Building A Social Network In A Facebook And Twitter World

You can’t go an entire day without encountering Facebook and Twitter – even if you don’t have an account. Whether you ride the subway or take the bus, you’ll see people young and old updating their status or talking about the latest social-networking drama. If you watch the television or listen to the radio, you’ll be driven to the Twitter or Facebook accounts of celebrities, brands and non-profits. If you do come across the rare people who are not on Facebook, they sound like cavemen – and they know it; they are talking about signing up soon. In such an environment, it is easy to conclude that this dominance will last forever.

But it won’t. 

I concluded in a post in August that “maybe Twitter isn’t for everyone.” Twitter peaked in total reach that month, at least in terms of U.S. unique visitors, according to analytics services Compete and comScore (NSDQ: SCOR). Facebook, on the other hand, is for everyone – everyone who has friends or family, which happens to be everyone on the planet.

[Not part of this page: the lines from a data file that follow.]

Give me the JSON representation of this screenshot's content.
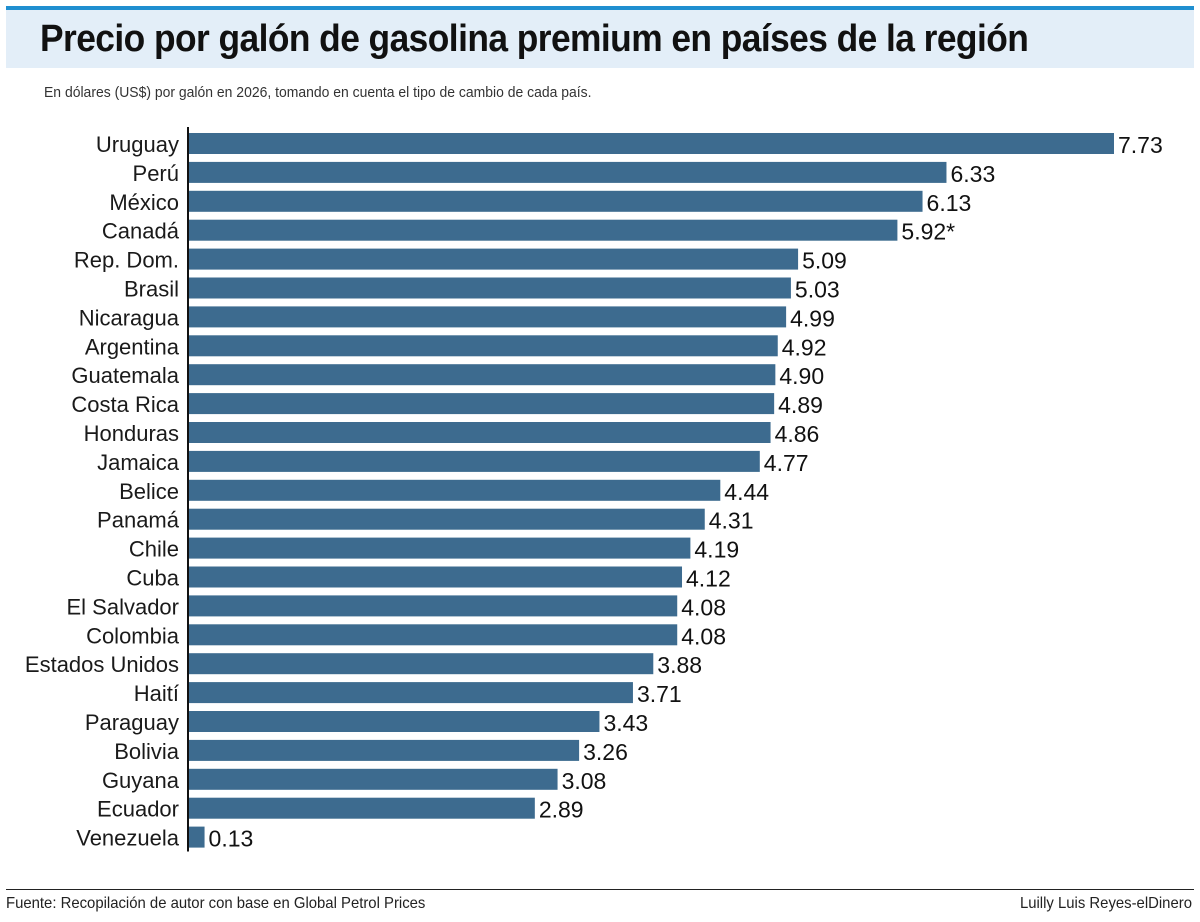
{
  "chart_data": {
    "type": "bar",
    "orientation": "horizontal",
    "title": "Precio por galón de gasolina premium en países de la región",
    "subtitle": "En dólares (US$) por galón en 2026, tomando en cuenta el tipo de cambio de cada país.",
    "categories": [
      "Uruguay",
      "Perú",
      "México",
      "Canadá",
      "Rep. Dom.",
      "Brasil",
      "Nicaragua",
      "Argentina",
      "Guatemala",
      "Costa Rica",
      "Honduras",
      "Jamaica",
      "Belice",
      "Panamá",
      "Chile",
      "Cuba",
      "El Salvador",
      "Colombia",
      "Estados Unidos",
      "Haití",
      "Paraguay",
      "Bolivia",
      "Guyana",
      "Ecuador",
      "Venezuela"
    ],
    "values": [
      7.73,
      6.33,
      6.13,
      5.92,
      5.09,
      5.03,
      4.99,
      4.92,
      4.9,
      4.89,
      4.86,
      4.77,
      4.44,
      4.31,
      4.19,
      4.12,
      4.08,
      4.08,
      3.88,
      3.71,
      3.43,
      3.26,
      3.08,
      2.89,
      0.13
    ],
    "value_labels": [
      "7.73",
      "6.33",
      "6.13",
      "5.92*",
      "5.09",
      "5.03",
      "4.99",
      "4.92",
      "4.90",
      "4.89",
      "4.86",
      "4.77",
      "4.44",
      "4.31",
      "4.19",
      "4.12",
      "4.08",
      "4.08",
      "3.88",
      "3.71",
      "3.43",
      "3.26",
      "3.08",
      "2.89",
      "0.13"
    ],
    "bar_color": "#3d6b8f",
    "xlim": [
      0,
      7.73
    ]
  },
  "footer": {
    "source": "Fuente: Recopilación de autor con base en Global Petrol Prices",
    "credit": "Luilly Luis Reyes-elDinero"
  },
  "colors": {
    "title_band": "#e3eef8",
    "title_rule": "#1f8fd0"
  }
}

But it can’t be everything to everyone.

In particular, we should not conflate the fact of Facebook’s and Twitter’s dominance of social media with the reason for their dominance: the emergence of the stream as a media form. The stream as a media form is what is often lost in the narrative of the rise of Facebook and Twitter and the focus on the personalities that drove the success. As a media form, the stream will evolve away from the monolith it is today, into something differentiated, varied and dynamic.

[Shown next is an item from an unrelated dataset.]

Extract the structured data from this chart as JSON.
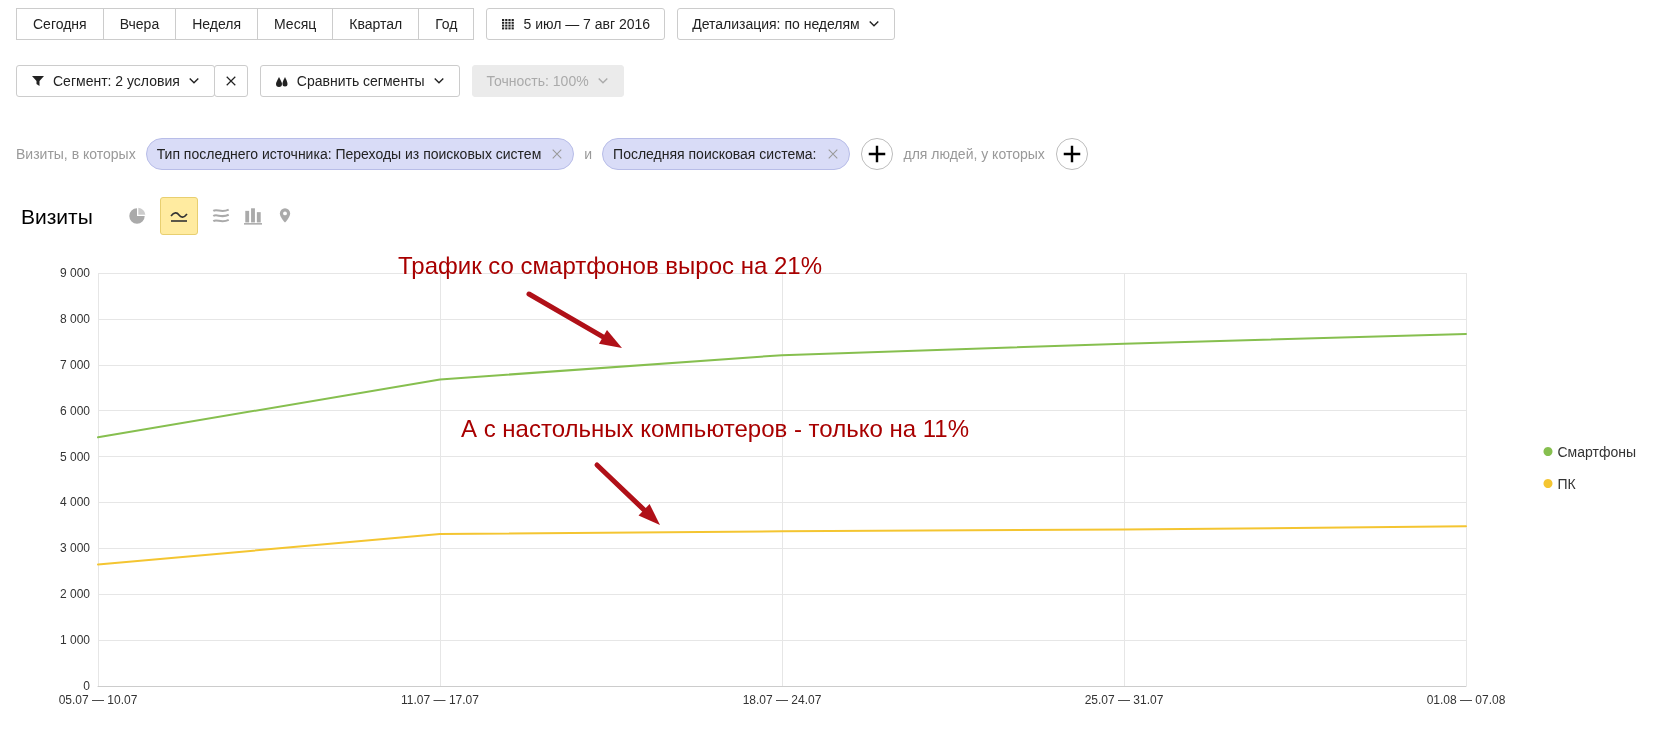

Facebook is the broadcast television network of stream communication. It pioneered the stream as a media form and popularized it for a mass audience by connecting friends, classmates and family. Like NBC’s fuzzy black-and-white 1947 World Series, the stream of 10 years from now will look nothing like the stream of today.

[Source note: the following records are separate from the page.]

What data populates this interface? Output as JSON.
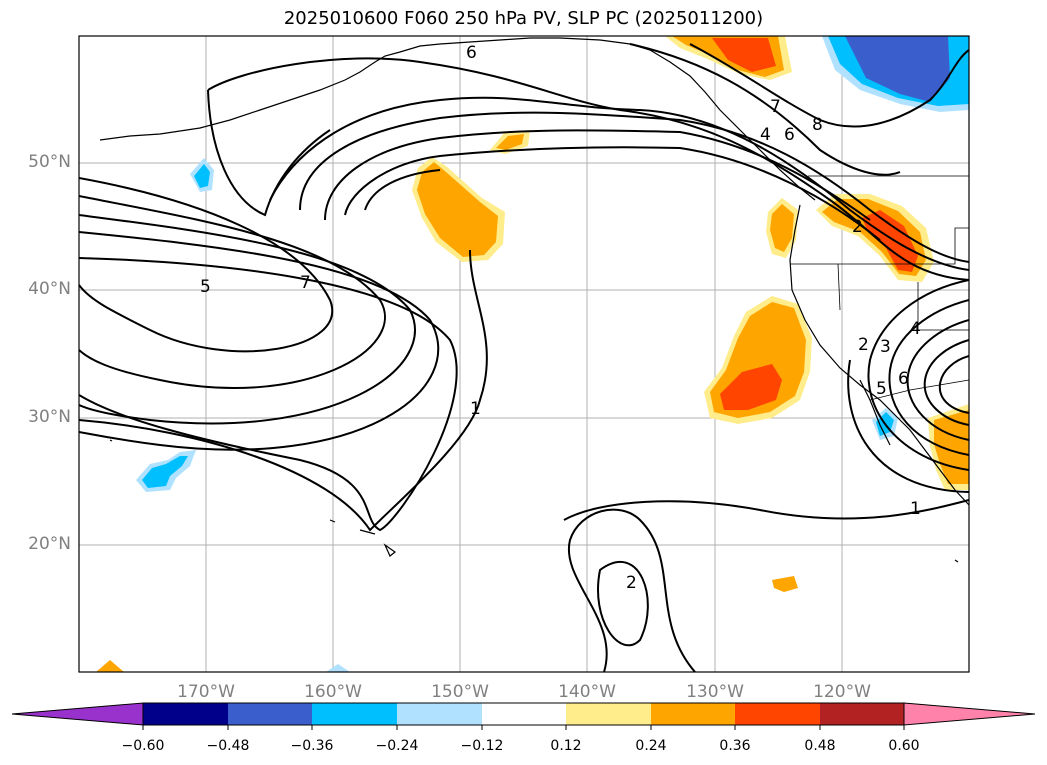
{
  "title": "2025010600 F060 250 hPa PV, SLP PC (2025011200)",
  "lat_labels": [
    "50°N",
    "40°N",
    "30°N",
    "20°N"
  ],
  "lon_labels": [
    "170°W",
    "160°W",
    "150°W",
    "140°W",
    "130°W",
    "120°W"
  ],
  "contour_labels": [
    "6",
    "7",
    "5",
    "1",
    "2",
    "7",
    "4",
    "6",
    "8",
    "2",
    "2",
    "3",
    "4",
    "5",
    "6",
    "1"
  ],
  "colorbar": {
    "ticks": [
      "−0.60",
      "−0.48",
      "−0.36",
      "−0.24",
      "−0.12",
      "0.12",
      "0.24",
      "0.36",
      "0.48",
      "0.60"
    ],
    "colors": [
      "#9932cc",
      "#00008b",
      "#3a5fcd",
      "#00bfff",
      "#b0e2ff",
      "#ffffff",
      "#ffec8b",
      "#ffa500",
      "#ff4500",
      "#b22222",
      "#ff82ab"
    ]
  }
}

Over the coming decade, at least two types of winners will emerge from the stream wars. The first set of winners will be the creators of proprietary, differentiated streams. Some of those companies will create their own programming, while others will rely on the second set of winners – production houses, the social-media equivalents of Sony (NYSE: SNE) Pictures and Warner Brothers – to create it for them. Companies like Zynga and Playfish are the modern-day production houses, churning out applications for the social networks.